L'une en face de l'autre : femme autochtone et femme missionnaire dans l'actuel diocèse d'Idiofa en République Démocratique du Congo : de 1928 à la veille de l'Indépendance

par Georgine Mufogoto Gafutshi

Thèse de doctorat en Histoire

Sous la direction de Claude Prudhomme.

Soutenue le 22-02-2017

à Lyon , dans le cadre de École doctorale Sciences sociales (Lyon) , en partenariat avec Université Lumière (Lyon) (établissement opérateur d'inscriptions) .

Le président du jury était Oissila Saaïdia.

Le jury était composé de Oissila Saaïdia, Henri Médard, Flavien Nkay Malu, Francis Simonis.

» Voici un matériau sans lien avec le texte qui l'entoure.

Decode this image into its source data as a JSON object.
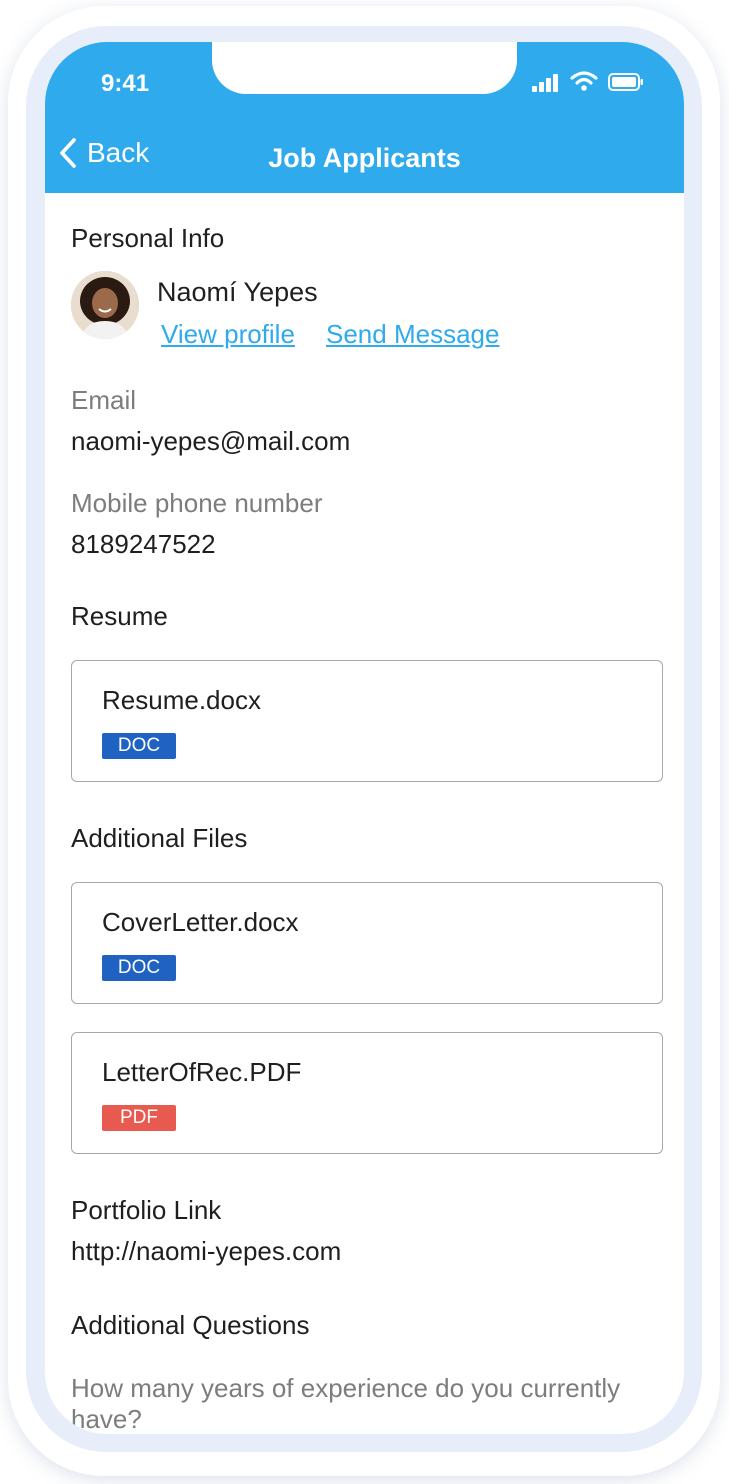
{
  "status_bar": {
    "time": "9:41"
  },
  "header": {
    "back_label": "Back",
    "title": "Job Applicants"
  },
  "personal_info": {
    "section_title": "Personal Info",
    "name": "Naomí Yepes",
    "view_profile": "View profile",
    "send_message": "Send Message"
  },
  "email": {
    "label": "Email",
    "value": "naomi-yepes@mail.com"
  },
  "phone": {
    "label": "Mobile phone number",
    "value": "8189247522"
  },
  "resume": {
    "section_title": "Resume",
    "files": [
      {
        "name": "Resume.docx",
        "type": "DOC",
        "color": "#1f62c2"
      }
    ]
  },
  "additional_files": {
    "section_title": "Additional Files",
    "files": [
      {
        "name": "CoverLetter.docx",
        "type": "DOC",
        "color": "#1f62c2"
      },
      {
        "name": "LetterOfRec.PDF",
        "type": "PDF",
        "color": "#e85a4f"
      }
    ]
  },
  "portfolio": {
    "label": "Portfolio Link",
    "value": "http://naomi-yepes.com"
  },
  "additional_questions": {
    "section_title": "Additional Questions",
    "question_1": "How many years of experience do you currently have?"
  },
  "colors": {
    "accent": "#2eaaed",
    "doc_badge": "#1f62c2",
    "pdf_badge": "#e85a4f"
  }
}
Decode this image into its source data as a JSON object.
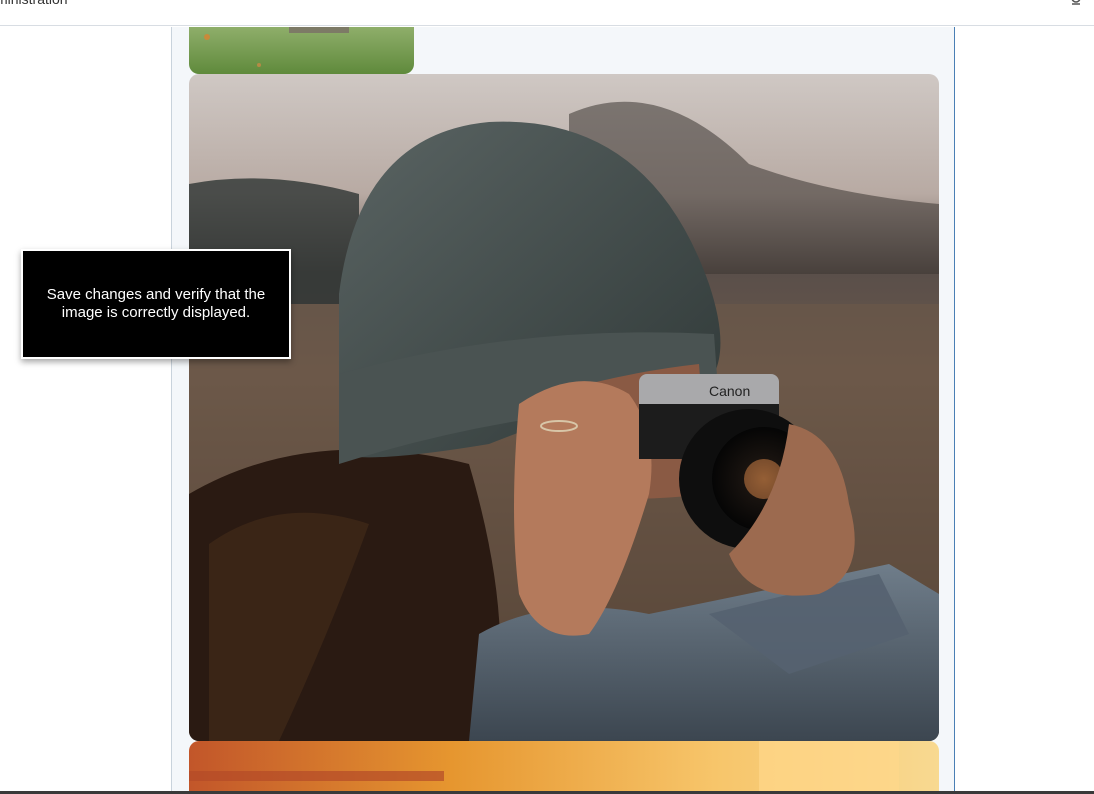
{
  "topbar": {
    "title": "ministration",
    "icon": "settings-icon"
  },
  "images": [
    {
      "name": "grass-thumbnail",
      "alt": "grass"
    },
    {
      "name": "photographer-with-camera",
      "alt": "person in beanie holding camera"
    },
    {
      "name": "warm-light-photo",
      "alt": "warm light"
    }
  ],
  "camera": {
    "brand": "Canon"
  },
  "tooltip": {
    "text": "Save changes and verify that the image is correctly displayed."
  },
  "colors": {
    "tooltip_bg": "#000000",
    "panel_bg": "#f4f7fa",
    "panel_border": "#4a7fb5"
  }
}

Les rapporteurs étaient Annie Lenoble-Bart.


  • Résumé

    Des femmes missionnaires, poussées par leur « foi en Jésus Christ » et marquées par les préjugés relatifs à la supériorité raciale et à la puissance matérielle de l’Occident, rencontrent entre 1928 et 1960 les femmes autochtones du Congo belge, porteuses d’une culture millénaire, imprégnées elles-mêmes de préjugés et de craintes vis-à-vis des « étrangers blancs ».Ce face-à-face se déroule essentiellement hors du village de la femme indigène, à la « mission », espace « inventé » et « maitrisé » par les Pères et où les religieuses se considèrent comme des « invitées » qui, elles-mêmes, convient ou parfois contraignent les femmes autochtones à la confrontation. Ce rendez-vous se réalise en trois lieux spécifiques : lecatéchuménat, l’école et le dispensaire (ou l’hôpital).A l’occasion de cette confrontation, les religieuses construisent leur image de la femme autochtone pendant que cette dernière élabore, elle aussi, sa représentation de la femme missionnaire, venue « d’ailleurs ». Il y a ici comme une interaction et un jeu de miroirs qui aboutit à ce que les anthropologues qualifient de malentendu productif.

  • Titre traduit

    Face to face : indigenous woman and missionary woman in today's Idiofa's diocese in The Democratic Republic of the Congo from 1928 to the eve of independence


  • Résumé

    Missionary women, endowed with "faith in Jesus Christ" and prejudices concerning the racial superiority and material power of the West, encounter indigenous women between 1928 and 1960 in the Belgian Congo, with a thousand-year-old culture, imbued with prejudice and fears vis-à-vis "white foreigners".This confrontation takes place essentially outside the village of the indigenous woman, to the "mission", a space "invented" and "mastered" by the Fathers and where the nuns consider themselves as "guests" who themselves , invite or sometimes force indigenous women into confrontation. This encounter is made in three specific places: the catechumenate, the school and the dispensary (or the hospital).At the end of this confrontation, the nuns build up their image of the indigenous woman, while the latter also elaborates her representation of the missionary woman, who had come "from elsewhere". There is here as a game of mirrors that results in what anthropologists call productive misunderstanding.